Chest pain ranges from a sharp stab to a dull ache. Sometimes it feels crushing or burning. In certain cases, the pain travels up the neck, into the jaw, and then radiates to the back or down one or both arms.
How bad is my chest pain?
Mild: Mild pain without limiting any activities of daily life.
Moderate: Moderate pain; limiting instrumental activities of daily life (preparing meals, managing money, shopping, doing housework, and using a telephone).
Severe: Severe pain; limiting self-care activities of daily life (eating, dressing, getting into or out of a bed or chair, taking a bath or shower, and using the toilet).
How to manage mild chest pain?
- Lie down in a comfortable position with your head up.
- Stop doing activities that causes pain. Remain calm.
- If you have regular adult aspirin, chew one (as long as you are not allergic to aspirin). Chewing more than one will not do any good and may cause unwanted side effects.
- Antacids or certain procedures for acid reflux and heartburn, which may treat the symptoms
- Anti-anxiety medications, which may treat chest pain related to panic attacks
How to manage moderate to severe chest pain?
Seek emergency treatment immediately if you think you may be having a heart attack and especially if your pain is new, unexplained, or lasts more than a few moments. Call your doctor, if you have any of these symptoms along with the pain:
- A sudden feeling of pressure, squeezing, tightness, or crushing under your breastbone that spreads to your jaw, left arm, or back.
- Sudden, sharp pain with shortness of breath, especially after a long period of inactivity.
- Nausea, dizziness, rapid heart rate or rapid breathing, confusion, ashen color, or excessive sweating.

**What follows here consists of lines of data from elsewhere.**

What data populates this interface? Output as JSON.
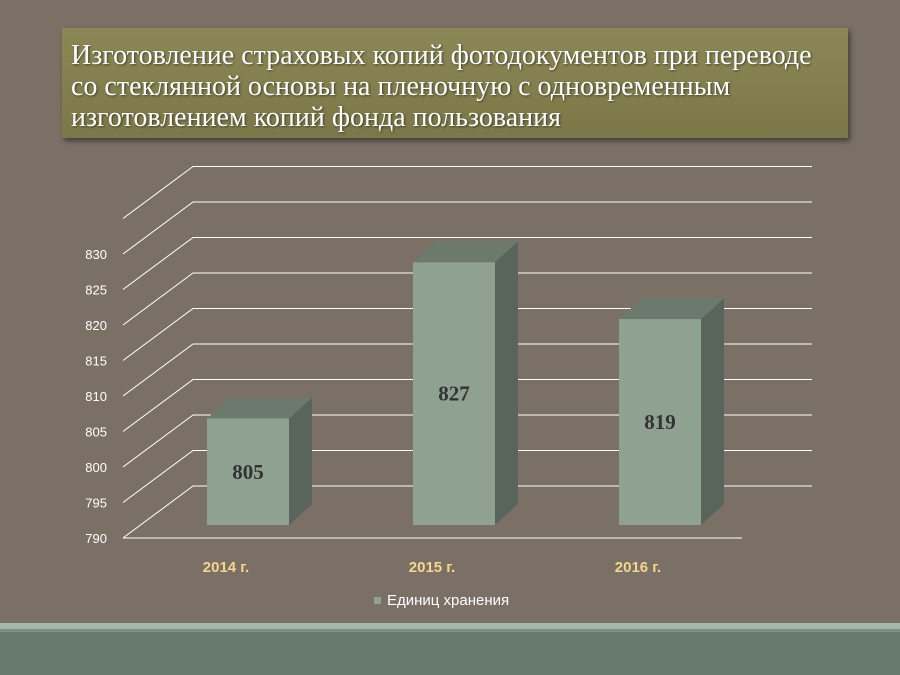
{
  "title": "Изготовление страховых копий фотодокументов при переводе со стеклянной основы на пленочную с одновременным изготовлением копий фонда пользования",
  "legend": {
    "label": "Единиц хранения"
  },
  "chart_data": {
    "type": "bar",
    "categories": [
      "2014 г.",
      "2015 г.",
      "2016 г."
    ],
    "series": [
      {
        "name": "Единиц хранения",
        "values": [
          805,
          827,
          819
        ]
      }
    ],
    "data_labels": [
      "805",
      "827",
      "819"
    ],
    "ylim": [
      790,
      830
    ],
    "yticks": [
      790,
      795,
      800,
      805,
      810,
      815,
      820,
      825,
      830
    ],
    "grid": true,
    "legend_position": "bottom",
    "colors": {
      "bar_front": "#8fa291",
      "bar_top": "#6c7a6e",
      "bar_side": "#59655b",
      "grid": "#ffffff",
      "category_label": "#f6d58e",
      "data_label": "#333333"
    }
  }
}
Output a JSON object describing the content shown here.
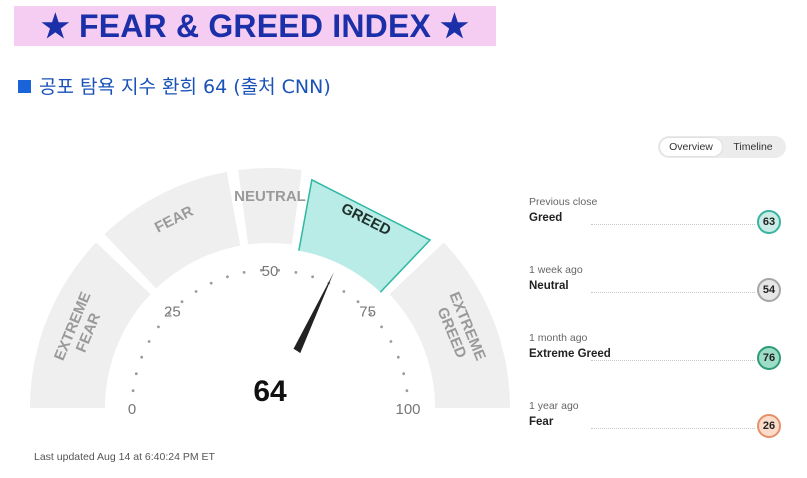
{
  "banner": {
    "title": "★ FEAR & GREED INDEX ★"
  },
  "subtitle": {
    "text": "공포 탐욕 지수 환희 64 (출처 CNN)"
  },
  "toggle": {
    "options": [
      "Overview",
      "Timeline"
    ],
    "active": "Overview"
  },
  "gauge": {
    "value": 64,
    "min": 0,
    "max": 100,
    "tick_labels": [
      "0",
      "25",
      "50",
      "75",
      "100"
    ],
    "segments": [
      {
        "label": "EXTREME FEAR",
        "lines": [
          "EXTREME",
          "FEAR"
        ],
        "from": 0,
        "to": 25
      },
      {
        "label": "FEAR",
        "lines": [
          "FEAR"
        ],
        "from": 25,
        "to": 45
      },
      {
        "label": "NEUTRAL",
        "lines": [
          "NEUTRAL"
        ],
        "from": 45,
        "to": 55
      },
      {
        "label": "GREED",
        "lines": [
          "GREED"
        ],
        "from": 55,
        "to": 75
      },
      {
        "label": "EXTREME GREED",
        "lines": [
          "EXTREME",
          "GREED"
        ],
        "from": 75,
        "to": 100
      }
    ],
    "active_segment": "GREED",
    "colors": {
      "segment": "#efefef",
      "segment_text": "#9a9a9a",
      "active_fill": "#b9ece6",
      "active_stroke": "#2fb8a3",
      "active_text": "#1f2f2c",
      "needle": "#222222",
      "ticks": "#9b9b9b"
    }
  },
  "last_updated": "Last updated Aug 14 at 6:40:24 PM ET",
  "history": [
    {
      "when": "Previous close",
      "rating": "Greed",
      "value": "63",
      "bg": "#c9ece6",
      "border": "#3ab3a0"
    },
    {
      "when": "1 week ago",
      "rating": "Neutral",
      "value": "54",
      "bg": "#e6e6e6",
      "border": "#a6a6a6"
    },
    {
      "when": "1 month ago",
      "rating": "Extreme Greed",
      "value": "76",
      "bg": "#9ddcc6",
      "border": "#2f9b79"
    },
    {
      "when": "1 year ago",
      "rating": "Fear",
      "value": "26",
      "bg": "#fbdccb",
      "border": "#e3916a"
    }
  ]
}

- Very low blood pressure or heart rate.
- Fever, chills, or coughing up yellow-green mucus.
- Dysphagia (Painful swallowing).
- Severe pain that does not go away.
What causes chest pain?
While it is a well-established sign of a heart attack, it can also be caused by many other less serious conditions.
The following are heart-related causes of pain:
- Heart attack
- Certain chemotherapy medications like 5-fluorouracil (5-FU).
- Angina, which is pain caused by blockages in the blood vessels leading to your heart.
- Pericarditis, which is an inflammation of the sac around the heart.
- Myocarditis (an inflammation of the heart muscle).
- Cardiomyopathy, which is a disease of the heart muscle.
- Aortic dissection (A rare condition involving a tear of the aorta, the large vessel that comes off of the heart).
The following are gastrointestinal causes are
- Heartburn (GERD/Acid Reflux
- Swallowing problems related to disorders of the esophagus
- inflammation of the gallbladder or pancreas
The following are lung-related causes are
- viral bronchitis
- a blood clot, or pulmonary embolus
Bronchospasms commonly occur in people who have asthma and related disorders such as chronic obstructive pulmonary disease (COPD).
Muscle- or bone-related causes
The following are causes related to the muscles or bones:
- bruised or broken ribs
- sore muscles from exertion or chronic pain syndromes
- compression fractures causing pressure on a nerve
Shingles can cause pain. You may develop pain along your back or before the shingles rash becomes apparent. Panic attacks can also cause chest pain.